Your first matrix is block triangular (actually, triangular) so the eigenvalues are the eigenvalues of the diagonal bocks (here, the $1\times 1$ blocks $2$). So the only eigenvalue is $2$. There is an obvious eigenvector, $(0,0,1)$, and since the rank of $A-2I$ is $2$, the nullity is $1$ so that's the only eigenvector.
Most of these are heuristics, as opposed to algorithms. Of course, the "algorithmic" nature of "compute determinant, find characteristic polynomial, find eigenvalues, find eigenvectors" also includes a hidden heuristic component, in that factoring the polynomial often uses heuristics.

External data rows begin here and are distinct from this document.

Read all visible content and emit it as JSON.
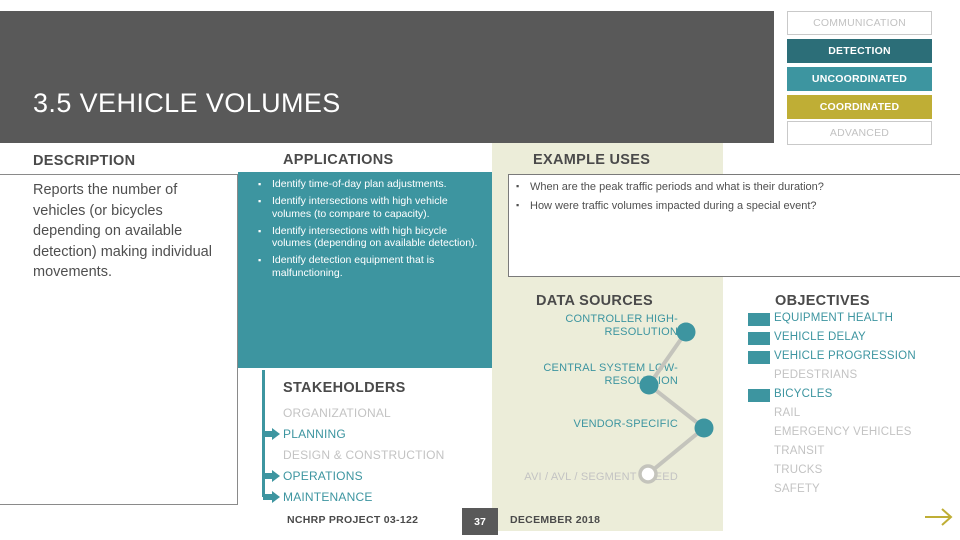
{
  "header": {
    "title": "3.5 VEHICLE VOLUMES"
  },
  "maturity_labels": [
    {
      "label": "COMMUNICATION",
      "state": "off",
      "color": "#ffffff"
    },
    {
      "label": "DETECTION",
      "state": "on",
      "color": "#2c6e78"
    },
    {
      "label": "UNCOORDINATED",
      "state": "on",
      "color": "#3d95a0"
    },
    {
      "label": "COORDINATED",
      "state": "on",
      "color": "#bfae35"
    },
    {
      "label": "ADVANCED",
      "state": "off",
      "color": "#ffffff"
    }
  ],
  "description": {
    "heading": "DESCRIPTION",
    "text": "Reports the number of vehicles (or bicycles depending on available detection) making individual movements."
  },
  "applications": {
    "heading": "APPLICATIONS",
    "items": [
      "Identify time-of-day plan adjustments.",
      "Identify intersections with high vehicle volumes (to compare to capacity).",
      "Identify intersections with high bicycle volumes (depending on available detection).",
      "Identify detection equipment that is malfunctioning."
    ]
  },
  "example_uses": {
    "heading": "EXAMPLE USES",
    "items": [
      "When are the peak traffic periods and what is their duration?",
      "How were traffic volumes impacted during a special event?"
    ]
  },
  "stakeholders": {
    "heading": "STAKEHOLDERS",
    "items": [
      {
        "label": "ORGANIZATIONAL",
        "state": "off"
      },
      {
        "label": "PLANNING",
        "state": "on"
      },
      {
        "label": "DESIGN & CONSTRUCTION",
        "state": "off"
      },
      {
        "label": "OPERATIONS",
        "state": "on"
      },
      {
        "label": "MAINTENANCE",
        "state": "on"
      }
    ]
  },
  "data_sources": {
    "heading": "DATA SOURCES",
    "items": [
      {
        "label": "CONTROLLER HIGH-RESOLUTION",
        "state": "on"
      },
      {
        "label": "CENTRAL SYSTEM LOW-RESOLUTION",
        "state": "on"
      },
      {
        "label": "VENDOR-SPECIFIC",
        "state": "on"
      },
      {
        "label": "AVI / AVL / SEGMENT SPEED",
        "state": "off"
      }
    ]
  },
  "objectives": {
    "heading": "OBJECTIVES",
    "items": [
      {
        "label": "EQUIPMENT HEALTH",
        "state": "on"
      },
      {
        "label": "VEHICLE DELAY",
        "state": "on"
      },
      {
        "label": "VEHICLE PROGRESSION",
        "state": "on"
      },
      {
        "label": "PEDESTRIANS",
        "state": "off"
      },
      {
        "label": "BICYCLES",
        "state": "on"
      },
      {
        "label": "RAIL",
        "state": "off"
      },
      {
        "label": "EMERGENCY VEHICLES",
        "state": "off"
      },
      {
        "label": "TRANSIT",
        "state": "off"
      },
      {
        "label": "TRUCKS",
        "state": "off"
      },
      {
        "label": "SAFETY",
        "state": "off"
      }
    ]
  },
  "footer": {
    "project": "NCHRP PROJECT 03-122",
    "page": "37",
    "date": "DECEMBER 2018"
  },
  "colors": {
    "accent_teal": "#3d95a0",
    "dark_teal": "#2c6e78",
    "gold": "#bfae35",
    "header_gray": "#595959",
    "cream": "#ecedd9",
    "inactive_gray": "#c3c3c3"
  }
}
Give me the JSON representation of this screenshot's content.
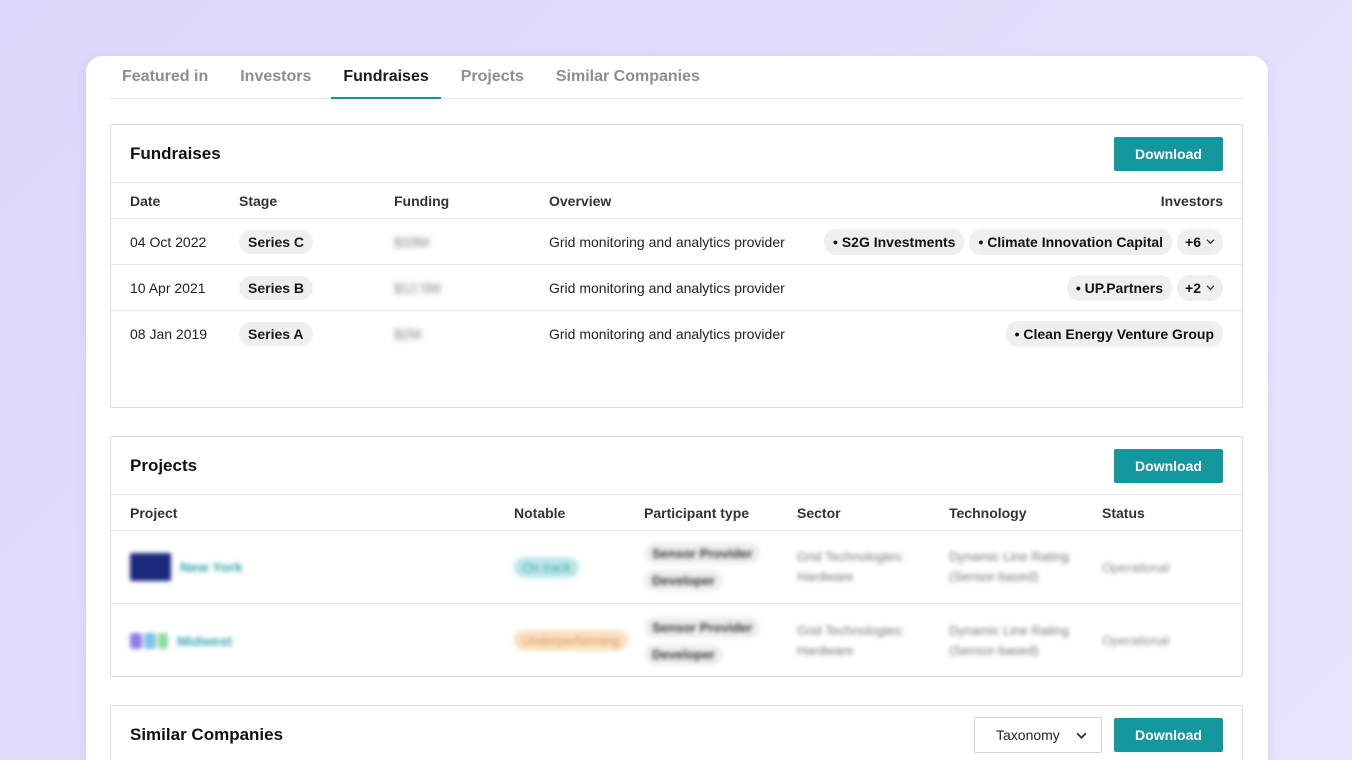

A: Just a little warning about the first example: let's call that matrix $J$. It is a (non-diagonal) Jordan matrix, so it is not diagonalizable. That is, there is no base of eigenvectors for this matrix, although, as J. M. observed, 2 is the only eigenvalue and the last vector of the standard $\mathbb{R}^3$ basis is an eigenvector, since, as you can see, $Je_3 = 2e_3$.
You can convince yourself that $J$ is not diagonalizable computing its characteristic polynomial: $Q(t) = (2-t)^3$ and observing that $2$ has multiplicity $3$, but the eigenspace $\ker (J-2I)$ has dimension $1$.